Which should you try?
Choose scuba if you want to linger underwater, explore reefs, walls and wrecks at depth, and take photos without rushing. Choose freediving if you love simplicity, want a sport that is as much mental and physical training as it is exploration, and enjoy the challenge of relaxation and breath-hold. They also complement each other beautifully: freediving builds the calm, efficient breathing and water comfort that make you a better scuba diver too.
A word on safety
Both sports are safe with proper training and respect. Scuba has its rules of slow ascents and no-decompression limits. Freediving has its own non-negotiable rule: never freedive alone. Always practise the buddy system of one diver down while the other watches at the surface, ready to assist, because the main freediving risk, shallow-water blackout, is silent and requires a trained buddy nearby. Take a proper course for whichever you choose.
Learn both, in one app
Diving Standard has free lessons for scuba, freediving and snorkeling. Explore whichever calls to you, and discover why divers love both.
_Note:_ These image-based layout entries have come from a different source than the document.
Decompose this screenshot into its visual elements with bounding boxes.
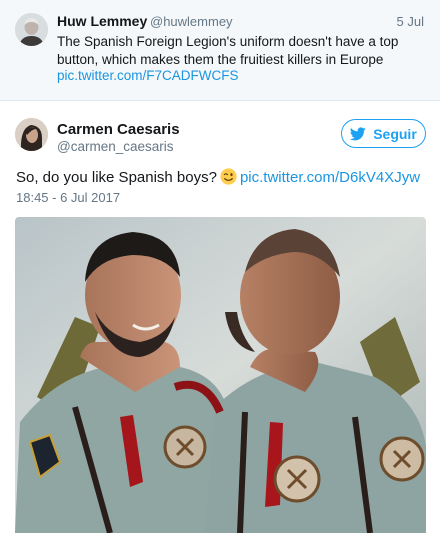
quoted-author-avatar[interactable] xyxy=(15,13,48,46)
author-avatar[interactable] xyxy=(15,118,48,151)
tweet-text-line: So, do you like Spanish boys? pic.twitte… xyxy=(16,168,420,186)
tweet-photo[interactable] xyxy=(15,217,426,533)
quoted-author-handle[interactable]: @huwlemmey xyxy=(150,14,233,29)
follow-button[interactable]: Seguir xyxy=(341,119,426,148)
tweet-text: So, do you like Spanish boys? xyxy=(16,169,217,186)
quoted-author-name[interactable]: Huw Lemmey xyxy=(57,13,147,29)
twitter-bird-icon xyxy=(350,126,366,140)
tweet-timestamp[interactable]: 18:45 - 6 Jul 2017 xyxy=(16,190,120,205)
quoted-tweet-link[interactable]: pic.twitter.com/F7CADFWCFS xyxy=(57,68,239,83)
follow-button-label: Seguir xyxy=(373,125,417,142)
author-name[interactable]: Carmen Caesaris xyxy=(57,121,180,138)
author-handle[interactable]: @carmen_caesaris xyxy=(57,139,174,154)
quoted-tweet-text: The Spanish Foreign Legion's uniform doe… xyxy=(57,34,399,67)
quoted-tweet-date[interactable]: 5 Jul xyxy=(397,14,424,29)
winking-face-emoji xyxy=(220,168,237,185)
quoted-tweet[interactable]: Huw Lemmey @huwlemmey 5 Jul The Spanish … xyxy=(0,0,440,101)
tweet-media-link[interactable]: pic.twitter.com/D6kV4XJyw xyxy=(240,169,420,186)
Get the Diving Standard appFrequently asked questions
Is freediving harder than scuba diving?
They're hard in different ways. Scuba has more equipment and procedures to learn, while freediving is physically and mentally demanding because everything happens on a single breath. Most people find scuba easier to begin, and freediving more of a personal challenge to progress in.
Is freediving more dangerous than scuba diving?
Both are safe with proper training. Freediving's main risk is shallow-water blackout, which is why you must never freedive alone and always use a one-up, one-down buddy system. Scuba's risks centre on ascent rate and nitrogen, managed by slow ascents and dive computers.
Should I learn scuba or freediving first?
Either is a great start. Scuba lets you stay down and explore with minimal physical demand, while freediving needs almost no gear and builds breath control and water comfort. Many divers eventually do both, as the skills reinforce each other.